Several years, a group of students at the University of Edinburgh noticed that when students moved out of halls of residence, they would often leave behind items which they could not carry or felt no use for anymore. All of this used to end up in the bin, headed for landfill. A few months later, new students would buy new materials which would end up in the bin at the end of the year.
Shocked at the waste and determined to stop the cycle, these students decided to act. They came together and at the end of the academic year collected this so-called “waste”, stored it over the summer, and redistributed it through hosting a ‘free shop’ at the beginning of the new student term.
Quickly, The September free shop was recognised as a great success, with nearly everything that had been stored being reclaimed by new students. After two years, 12 tonnes of stuff had already been saved from landfill.
Inspired by the considerable impact of this simple action, students decided to expand it. In 2013, they funded the Swap and Reuse Hub (Shrub), a cooperative whose goal would be to encourage sustainable actions all year long. Not only would it hold the collected waste and provide a permanent free shop throughout the year, it would also grow well beyond its initial intention.
The Shrub has now 330 members, 200 volunteers and 6 part time members of staff. It holds a swap shop four times a week, where people can exchange what they don’t need for what they do need.
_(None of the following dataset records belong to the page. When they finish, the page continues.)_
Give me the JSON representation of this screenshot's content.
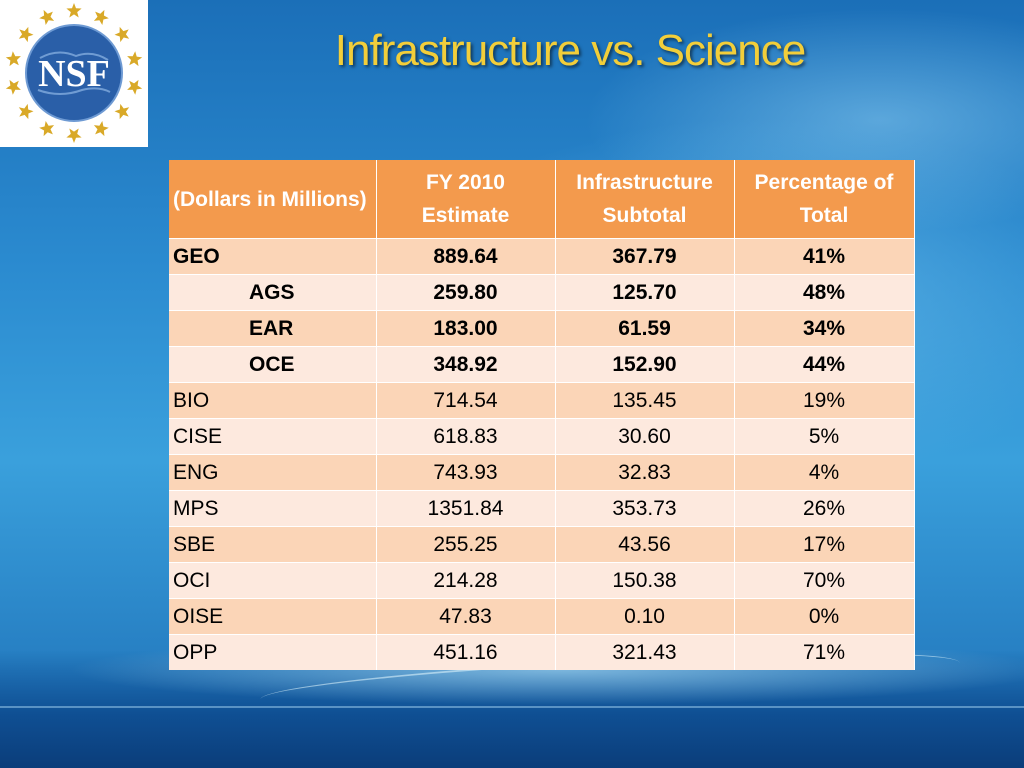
{
  "title": "Infrastructure vs. Science",
  "logo": {
    "text": "NSF",
    "icon": "nsf-globe-seal-icon",
    "colors": {
      "globe": "#2a5fa8",
      "stars": "#d9a928",
      "text": "#ffffff"
    }
  },
  "colors": {
    "title": "#f2ce3a",
    "header_fill": "#f39a4d",
    "row_odd": "#fbd5b7",
    "row_even": "#fde9de"
  },
  "table": {
    "headers": [
      "(Dollars in Millions)",
      "FY 2010 Estimate",
      "Infrastructure Subtotal",
      "Percentage of Total"
    ],
    "rows": [
      {
        "name": "GEO",
        "estimate": "889.64",
        "infrastructure": "367.79",
        "percentage": "41%",
        "bold": true,
        "indent": false
      },
      {
        "name": "AGS",
        "estimate": "259.80",
        "infrastructure": "125.70",
        "percentage": "48%",
        "bold": true,
        "indent": true
      },
      {
        "name": "EAR",
        "estimate": "183.00",
        "infrastructure": "61.59",
        "percentage": "34%",
        "bold": true,
        "indent": true
      },
      {
        "name": "OCE",
        "estimate": "348.92",
        "infrastructure": "152.90",
        "percentage": "44%",
        "bold": true,
        "indent": true
      },
      {
        "name": "BIO",
        "estimate": "714.54",
        "infrastructure": "135.45",
        "percentage": "19%",
        "bold": false,
        "indent": false
      },
      {
        "name": "CISE",
        "estimate": "618.83",
        "infrastructure": "30.60",
        "percentage": "5%",
        "bold": false,
        "indent": false
      },
      {
        "name": "ENG",
        "estimate": "743.93",
        "infrastructure": "32.83",
        "percentage": "4%",
        "bold": false,
        "indent": false
      },
      {
        "name": "MPS",
        "estimate": "1351.84",
        "infrastructure": "353.73",
        "percentage": "26%",
        "bold": false,
        "indent": false
      },
      {
        "name": "SBE",
        "estimate": "255.25",
        "infrastructure": "43.56",
        "percentage": "17%",
        "bold": false,
        "indent": false
      },
      {
        "name": "OCI",
        "estimate": "214.28",
        "infrastructure": "150.38",
        "percentage": "70%",
        "bold": false,
        "indent": false
      },
      {
        "name": "OISE",
        "estimate": "47.83",
        "infrastructure": "0.10",
        "percentage": "0%",
        "bold": false,
        "indent": false
      },
      {
        "name": "OPP",
        "estimate": "451.16",
        "infrastructure": "321.43",
        "percentage": "71%",
        "bold": false,
        "indent": false
      }
    ]
  }
}
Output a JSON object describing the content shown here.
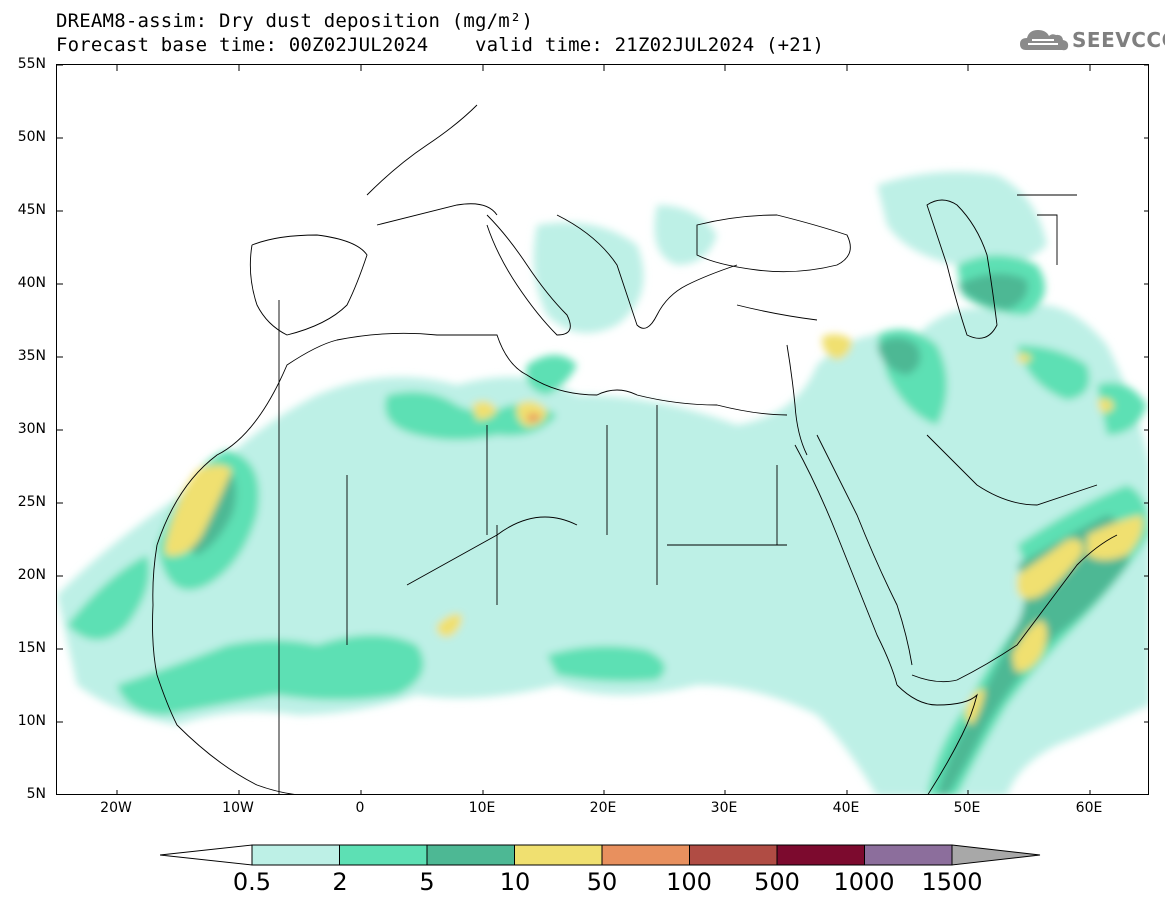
{
  "title": {
    "line1": "DREAM8-assim: Dry dust deposition (mg/m²)",
    "line2": "Forecast base time: 00Z02JUL2024    valid time: 21Z02JUL2024 (+21)"
  },
  "logo": {
    "text": "SEEVCCC",
    "icon": "cloud-logo-icon"
  },
  "axes": {
    "lat_labels": [
      "55N",
      "50N",
      "45N",
      "40N",
      "35N",
      "30N",
      "25N",
      "20N",
      "15N",
      "10N",
      "5N"
    ],
    "lon_labels": [
      "20W",
      "10W",
      "0",
      "10E",
      "20E",
      "30E",
      "40E",
      "50E",
      "60E"
    ]
  },
  "colorbar": {
    "labels": [
      "0.5",
      "2",
      "5",
      "10",
      "50",
      "100",
      "500",
      "1000",
      "1500"
    ],
    "colors": [
      "#bdf0e6",
      "#5de0b4",
      "#4db894",
      "#f0e070",
      "#e8905e",
      "#b04c44",
      "#7c0a2e",
      "#8c6e9c"
    ],
    "under_color": "#ffffff",
    "over_color": "#a8a8a8"
  },
  "field_colors": {
    "level1": "#bdf0e6",
    "level2": "#5de0b4",
    "level3": "#4db894",
    "level4": "#f0e070",
    "level5": "#e8905e"
  }
}
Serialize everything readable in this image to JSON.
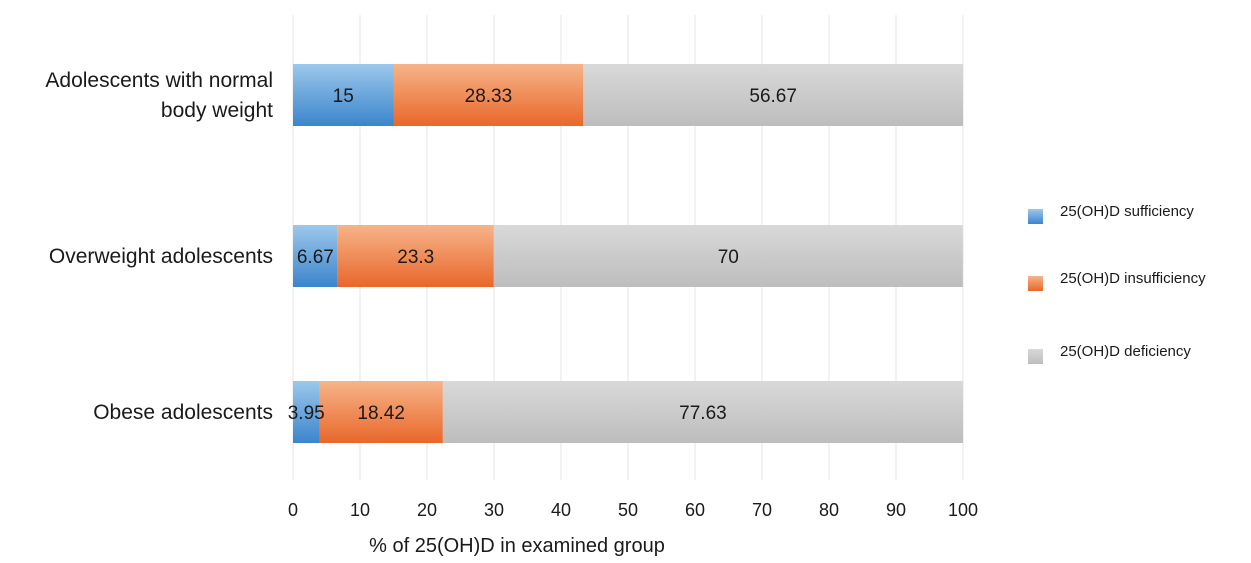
{
  "chart_data": {
    "type": "bar",
    "orientation": "horizontal",
    "stacked": true,
    "categories": [
      [
        "Adolescents with normal",
        "body weight"
      ],
      [
        "Overweight adolescents"
      ],
      [
        "Obese adolescents"
      ]
    ],
    "series": [
      {
        "name": "25(OH)D sufficiency",
        "values": [
          15,
          6.67,
          3.95
        ],
        "labels": [
          "15",
          "6.67",
          "3.95"
        ]
      },
      {
        "name": "25(OH)D insufficiency",
        "values": [
          28.33,
          23.3,
          18.42
        ],
        "labels": [
          "28.33",
          "23.3",
          "18.42"
        ]
      },
      {
        "name": "25(OH)D deficiency",
        "values": [
          56.67,
          70,
          77.63
        ],
        "labels": [
          "56.67",
          "70",
          "77.63"
        ]
      }
    ],
    "xlabel": "% of 25(OH)D in examined group",
    "xlim": [
      0,
      100
    ],
    "xticks": [
      0,
      10,
      20,
      30,
      40,
      50,
      60,
      70,
      80,
      90,
      100
    ],
    "grid": true,
    "legend_position": "right",
    "colors": {
      "sufficiency_light": "#9cc8ec",
      "sufficiency_dark": "#3b85cc",
      "insufficiency_light": "#f6b48a",
      "insufficiency_dark": "#e9672a",
      "deficiency_light": "#d9d9d9",
      "deficiency_dark": "#bdbdbd",
      "grid": "#e6e6e6",
      "text": "#1a1a1a"
    }
  }
}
At the same time, the organisation tackles food waste through its Food Sharing network, which redistributes unused food from businesses to the local community and facilitates one to one food sharing between local residents.
As well as intercepting resources, the Shrub organises workshops that explore creative reuse and encourages people to act. Two times a week, The Wee spoke Hub sees trained volunteers help people to fix their own bike for free.
The organisation also hosts many events and movies in order to raise awareness on issues of sustainability and social justice.
“There is no waste, only resources in the wrong place” best describes the Shrub’s ethos. Three years after its creation, the student-led cooperative has become a leading hub for creative reuse in Edinburgh, promoting a wide range of actions toward a circular economy. The success of this initiative is yet another proof of the crucial role of young people in fighting climate change.